Read the article: https://www.sciencedirect.com/science/article/pii/S2213076422000628?dgcid=coauthor
“Healthcare: The Journal of Delivery Science and Innovation” is a quarterly journal. The journal promotes cutting edge research on innovation in healthcare delivery, including improvements in systems, processes, management, and applied information technology.
About the Authors
Brianna Gass joined the Telligen in 2012 to facilitate evaluation activities of QIOs working to improve care transitions, as well as other national and community-based health care quality improvement efforts. Since then, she has overseen programmatic and evaluation activities for several contracts, including the Data Validation and Administrative contractor (DVA), QIN-NCC and Project ACHIEVE. Brianna graduated from the University of Rochester and received her MPH in Health Policy and Management from the University of California at Berkeley.
Jane Brock is a medical director at Telligen with more than 20 years’ experience guiding local and national quality improvement programs through the Centers for Medicare & Medicaid (CMS) Network of Quality Improvement and Innovation Contracts (NQIIC), Project ACHIEVE and others. She practiced urgent care and occupational medicine for 20 years before becoming enamored with public health through her Preventive Medicine residency at the University of Colorado and has been focused on innovations to promote integrated medical and social support in the interest of population health ever since.
Christine LaRocca is a fellowship-trained, board-certified geriatrician.
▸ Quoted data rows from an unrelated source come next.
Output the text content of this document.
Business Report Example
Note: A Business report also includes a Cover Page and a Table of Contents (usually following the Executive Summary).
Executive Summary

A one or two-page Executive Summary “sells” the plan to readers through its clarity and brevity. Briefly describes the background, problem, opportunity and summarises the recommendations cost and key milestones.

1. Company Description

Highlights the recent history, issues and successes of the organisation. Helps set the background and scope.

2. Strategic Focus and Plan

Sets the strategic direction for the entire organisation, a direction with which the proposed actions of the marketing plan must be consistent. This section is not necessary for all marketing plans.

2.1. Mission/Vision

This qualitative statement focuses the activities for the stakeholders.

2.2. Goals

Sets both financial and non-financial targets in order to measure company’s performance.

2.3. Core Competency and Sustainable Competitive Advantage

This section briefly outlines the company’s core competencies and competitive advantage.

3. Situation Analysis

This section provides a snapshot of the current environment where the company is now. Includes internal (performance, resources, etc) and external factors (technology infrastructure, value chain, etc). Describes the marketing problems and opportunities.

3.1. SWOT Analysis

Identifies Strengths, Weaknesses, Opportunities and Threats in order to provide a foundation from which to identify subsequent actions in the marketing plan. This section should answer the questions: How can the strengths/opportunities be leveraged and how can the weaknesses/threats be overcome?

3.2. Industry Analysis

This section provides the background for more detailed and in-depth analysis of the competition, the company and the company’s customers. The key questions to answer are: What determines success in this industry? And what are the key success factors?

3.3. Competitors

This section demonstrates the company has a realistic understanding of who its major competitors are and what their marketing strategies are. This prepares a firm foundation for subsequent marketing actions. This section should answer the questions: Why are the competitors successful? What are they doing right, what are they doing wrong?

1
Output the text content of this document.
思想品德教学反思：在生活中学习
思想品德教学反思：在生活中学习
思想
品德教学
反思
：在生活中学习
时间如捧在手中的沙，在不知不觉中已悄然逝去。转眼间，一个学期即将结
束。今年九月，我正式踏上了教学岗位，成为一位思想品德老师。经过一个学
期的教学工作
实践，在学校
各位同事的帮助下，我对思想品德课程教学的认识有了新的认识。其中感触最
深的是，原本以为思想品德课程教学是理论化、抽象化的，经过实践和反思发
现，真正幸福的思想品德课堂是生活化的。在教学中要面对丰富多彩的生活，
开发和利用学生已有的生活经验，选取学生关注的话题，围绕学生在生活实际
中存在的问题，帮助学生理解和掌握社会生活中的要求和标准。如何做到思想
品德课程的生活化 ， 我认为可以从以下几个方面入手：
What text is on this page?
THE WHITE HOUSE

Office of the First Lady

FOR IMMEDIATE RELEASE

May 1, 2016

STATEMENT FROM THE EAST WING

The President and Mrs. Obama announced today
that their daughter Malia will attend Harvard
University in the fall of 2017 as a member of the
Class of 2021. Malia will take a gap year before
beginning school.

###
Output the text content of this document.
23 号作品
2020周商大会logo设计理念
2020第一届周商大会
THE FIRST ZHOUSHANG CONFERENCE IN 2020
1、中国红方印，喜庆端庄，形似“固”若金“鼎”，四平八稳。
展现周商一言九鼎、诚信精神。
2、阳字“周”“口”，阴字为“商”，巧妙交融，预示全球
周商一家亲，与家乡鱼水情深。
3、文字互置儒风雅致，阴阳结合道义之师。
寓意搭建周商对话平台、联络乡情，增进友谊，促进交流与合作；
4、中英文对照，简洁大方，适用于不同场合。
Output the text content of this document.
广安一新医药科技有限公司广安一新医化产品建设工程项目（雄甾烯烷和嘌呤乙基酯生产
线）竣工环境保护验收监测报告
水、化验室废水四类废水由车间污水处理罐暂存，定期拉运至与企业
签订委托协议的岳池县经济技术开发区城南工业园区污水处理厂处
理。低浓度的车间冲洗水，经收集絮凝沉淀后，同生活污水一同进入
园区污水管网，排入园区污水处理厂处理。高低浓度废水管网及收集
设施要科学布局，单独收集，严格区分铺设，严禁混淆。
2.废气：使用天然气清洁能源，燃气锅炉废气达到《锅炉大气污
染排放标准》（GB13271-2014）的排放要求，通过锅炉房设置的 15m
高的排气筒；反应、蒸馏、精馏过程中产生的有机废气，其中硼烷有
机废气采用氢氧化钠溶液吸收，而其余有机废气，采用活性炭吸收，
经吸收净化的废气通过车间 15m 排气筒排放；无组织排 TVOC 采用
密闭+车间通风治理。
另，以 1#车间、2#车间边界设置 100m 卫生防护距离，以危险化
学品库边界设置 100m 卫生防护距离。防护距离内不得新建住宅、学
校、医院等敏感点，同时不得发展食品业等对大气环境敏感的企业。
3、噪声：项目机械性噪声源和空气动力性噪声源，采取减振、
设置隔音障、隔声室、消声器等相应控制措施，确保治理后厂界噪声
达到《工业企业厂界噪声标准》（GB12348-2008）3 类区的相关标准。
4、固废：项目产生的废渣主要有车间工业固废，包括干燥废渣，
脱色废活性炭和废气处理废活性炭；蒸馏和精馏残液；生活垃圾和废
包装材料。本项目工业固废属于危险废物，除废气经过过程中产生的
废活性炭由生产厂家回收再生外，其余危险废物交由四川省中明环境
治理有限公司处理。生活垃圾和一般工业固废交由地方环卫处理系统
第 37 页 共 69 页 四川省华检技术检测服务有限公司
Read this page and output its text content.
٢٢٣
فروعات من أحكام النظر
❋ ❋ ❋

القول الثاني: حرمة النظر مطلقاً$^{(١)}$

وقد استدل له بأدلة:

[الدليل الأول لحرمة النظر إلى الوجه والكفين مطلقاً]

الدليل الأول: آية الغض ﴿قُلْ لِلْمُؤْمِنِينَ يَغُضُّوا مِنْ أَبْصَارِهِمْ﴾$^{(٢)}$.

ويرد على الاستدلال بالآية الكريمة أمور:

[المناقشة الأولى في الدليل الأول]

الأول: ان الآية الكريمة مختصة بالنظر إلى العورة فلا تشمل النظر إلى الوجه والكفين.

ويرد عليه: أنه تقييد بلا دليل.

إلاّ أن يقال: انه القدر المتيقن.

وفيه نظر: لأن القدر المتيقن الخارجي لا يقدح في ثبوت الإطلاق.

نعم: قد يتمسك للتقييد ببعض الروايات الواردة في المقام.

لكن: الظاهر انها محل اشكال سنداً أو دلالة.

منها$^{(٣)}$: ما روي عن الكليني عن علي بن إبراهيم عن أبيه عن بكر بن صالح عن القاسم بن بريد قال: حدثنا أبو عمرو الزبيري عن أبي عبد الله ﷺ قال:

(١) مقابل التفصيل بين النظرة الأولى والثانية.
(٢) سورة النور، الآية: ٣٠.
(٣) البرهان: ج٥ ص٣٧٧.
She received her medical degree from Vanderbilt University School of Medicine and completed an internal medicine residency and geriatrics fellowship at the University of Colorado Health Sciences Center. At Telligen, she provides clinical oversight and subject matter expertise for local and national contracts and subcontracts, including the CMS QIN-QIO,12th Statement of Work, the CMS Hospital Quality Improvement Contractor (HQIC) program, the Merit-based Incentive Payment System Data Validation and Audits (MIPS-DVA) task order, and the evaluations of the Comprehensive Joint Replacement (CJR) Model, and the Bundled Payments for Care Improvement (BPCI) Advanced Model.
Lacey McFall, MA, MPH, is a Senior Program Manager for Telligen. She has over 10 years of experience administering technical assistance and analytic support for Medicare quality improvement projects focused on care coordination, high-risk medication management, patient safety, and health equity in hospital, post-acute, and community-based settings. She is currently part of the DVA. In this role, she is involved in managing many of the national analytic reporting activities of the DVA for the CMS QIN-QIO and HQIC programs.